Originally published in my blog.
Approaching a new semester, I eagerly took on the challenge of handling two courses once more, aiming to replicate my previous successes. This time, I enrolled in Reinforcement Learning (RL) and AI for Ethics (AIES). The RL course was intellectually stimulating yet demanded considerable effort. It comprised six homework assignments that involved answering questions using a notebook format, complete with coding tasks. Staying closely attuned to the lectures proved to be a valuable strategy for effectively tackling these assignments. AIES was easy.
The true essence of the RL course was encapsulated in its projects. The first project required delving into a research paper, implementing a random walk algorithm, and meticulously comparing the outcomes against the author’s findings. The second project delved into the realm of hands-on implementation, necessitating rigorous testing of Deep Q-Network (DQN) approaches. The pinnacle of challenge, however, was the third project — constructing an intricate multiagent RL system tailored to navigate the intricate Google Research Football environment. Achieving success here pivoted on crafting comprehensive reports that didn’t merely showcase code but demonstrated a profound comprehension of algorithms and strategies. This understanding, highlighted through these reports, became the linchpin for the assessment. Attending office hours and actively participating in Ed Discussions proved essential strategies. The office hours shed light on the rubrics for the reports and threw out some hints that helped in the implementation. In comparison to the Machine Learning (ML) course, this proved more engaging, partly due to my stronger background in ML. It demanded a substantial investment of about 20–25 hours weekly.
The lesson of not underestimating the initial workload was learned the hard way, especially evident in the formidable scope of the third project. The protracted training tasks, sometimes spanning days, underscored the importance of an early start. The exam format was straightforward — multiple-choice questions designed to be deceptively tricky, but the course material and lectures are enough to clear these. A welcome surprise was the infusion of Game Theory concepts, expanding the course’s scope beyond traditional RL topics.
Grading adhered to a curve, necessitating surpassing class averages for an A, but securing a B was a realistic goal.

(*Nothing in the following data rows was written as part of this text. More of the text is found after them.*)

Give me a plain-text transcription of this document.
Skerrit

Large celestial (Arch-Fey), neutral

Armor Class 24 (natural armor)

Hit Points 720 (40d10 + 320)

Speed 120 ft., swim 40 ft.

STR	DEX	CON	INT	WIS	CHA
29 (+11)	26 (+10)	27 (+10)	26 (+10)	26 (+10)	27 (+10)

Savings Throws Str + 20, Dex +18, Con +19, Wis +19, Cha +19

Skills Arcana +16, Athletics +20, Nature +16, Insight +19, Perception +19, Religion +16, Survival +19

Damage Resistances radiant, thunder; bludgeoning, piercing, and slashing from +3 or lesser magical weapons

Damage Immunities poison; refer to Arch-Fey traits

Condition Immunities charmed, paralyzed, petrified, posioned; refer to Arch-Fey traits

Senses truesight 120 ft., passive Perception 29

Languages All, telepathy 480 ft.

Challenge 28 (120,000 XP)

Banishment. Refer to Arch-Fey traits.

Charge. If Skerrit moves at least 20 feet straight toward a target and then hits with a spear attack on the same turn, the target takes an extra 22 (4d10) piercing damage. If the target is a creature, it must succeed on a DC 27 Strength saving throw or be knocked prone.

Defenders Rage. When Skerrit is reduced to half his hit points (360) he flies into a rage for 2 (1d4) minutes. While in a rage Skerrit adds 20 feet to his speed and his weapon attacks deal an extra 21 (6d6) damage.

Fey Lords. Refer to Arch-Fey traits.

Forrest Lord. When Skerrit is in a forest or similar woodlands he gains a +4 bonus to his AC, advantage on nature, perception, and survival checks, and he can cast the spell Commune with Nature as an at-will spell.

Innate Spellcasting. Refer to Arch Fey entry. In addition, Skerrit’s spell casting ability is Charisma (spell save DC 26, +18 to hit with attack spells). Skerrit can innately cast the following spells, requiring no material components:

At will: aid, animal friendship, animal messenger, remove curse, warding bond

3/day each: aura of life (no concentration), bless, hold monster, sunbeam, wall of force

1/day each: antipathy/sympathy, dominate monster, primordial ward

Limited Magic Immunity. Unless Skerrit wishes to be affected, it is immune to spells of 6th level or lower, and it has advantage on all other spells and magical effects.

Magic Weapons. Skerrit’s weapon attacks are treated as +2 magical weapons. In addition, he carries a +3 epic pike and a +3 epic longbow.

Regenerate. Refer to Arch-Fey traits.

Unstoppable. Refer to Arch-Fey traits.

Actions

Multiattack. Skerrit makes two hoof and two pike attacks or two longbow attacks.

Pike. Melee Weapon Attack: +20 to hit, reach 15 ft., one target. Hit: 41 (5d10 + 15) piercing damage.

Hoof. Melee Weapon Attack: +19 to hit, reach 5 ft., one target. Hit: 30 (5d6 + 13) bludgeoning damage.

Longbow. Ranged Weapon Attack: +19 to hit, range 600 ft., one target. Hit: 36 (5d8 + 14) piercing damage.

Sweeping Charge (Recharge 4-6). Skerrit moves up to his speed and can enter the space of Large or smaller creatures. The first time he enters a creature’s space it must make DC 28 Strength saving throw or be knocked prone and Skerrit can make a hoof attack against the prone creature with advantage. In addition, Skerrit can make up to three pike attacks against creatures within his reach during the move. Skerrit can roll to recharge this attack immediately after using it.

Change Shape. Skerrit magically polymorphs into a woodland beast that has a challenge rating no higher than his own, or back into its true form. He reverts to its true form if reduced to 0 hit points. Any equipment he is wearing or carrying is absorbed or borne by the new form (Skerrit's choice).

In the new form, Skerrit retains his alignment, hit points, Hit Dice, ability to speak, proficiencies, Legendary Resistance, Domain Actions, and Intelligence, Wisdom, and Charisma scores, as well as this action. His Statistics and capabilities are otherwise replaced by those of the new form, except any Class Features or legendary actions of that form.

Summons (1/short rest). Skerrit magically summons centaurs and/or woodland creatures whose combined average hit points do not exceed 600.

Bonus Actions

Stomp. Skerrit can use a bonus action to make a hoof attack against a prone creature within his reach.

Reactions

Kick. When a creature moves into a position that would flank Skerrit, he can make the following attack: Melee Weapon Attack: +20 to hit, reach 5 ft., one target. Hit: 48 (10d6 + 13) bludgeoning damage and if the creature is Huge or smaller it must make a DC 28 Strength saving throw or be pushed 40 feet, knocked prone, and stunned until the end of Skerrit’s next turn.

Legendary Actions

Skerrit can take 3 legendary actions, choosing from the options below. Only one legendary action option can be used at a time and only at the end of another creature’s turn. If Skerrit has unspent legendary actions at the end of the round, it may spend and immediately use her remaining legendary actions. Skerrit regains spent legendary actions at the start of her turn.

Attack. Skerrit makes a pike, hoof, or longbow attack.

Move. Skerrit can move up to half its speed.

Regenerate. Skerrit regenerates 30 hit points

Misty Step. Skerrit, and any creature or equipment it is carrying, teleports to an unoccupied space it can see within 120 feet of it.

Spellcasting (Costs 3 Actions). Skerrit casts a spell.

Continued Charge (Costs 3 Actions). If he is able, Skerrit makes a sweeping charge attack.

On a contrasting note, AI for Ethics offered a serene counterpart to the semester’s demands. With its more theoretical nature, the course explored ethical complexities within the tech industry. Assignments encompassed a spectrum of activities including case studies, theoretical techniques, and lightweight coding tasks. The final exam encapsulated the theoretical essence of the course in a succinct manner. Offering a lighter workload of around five hours weekly, AIES harmoniously balanced out the rigors of the RL course. It presented a pathway to securing an A with relatively manageable effort.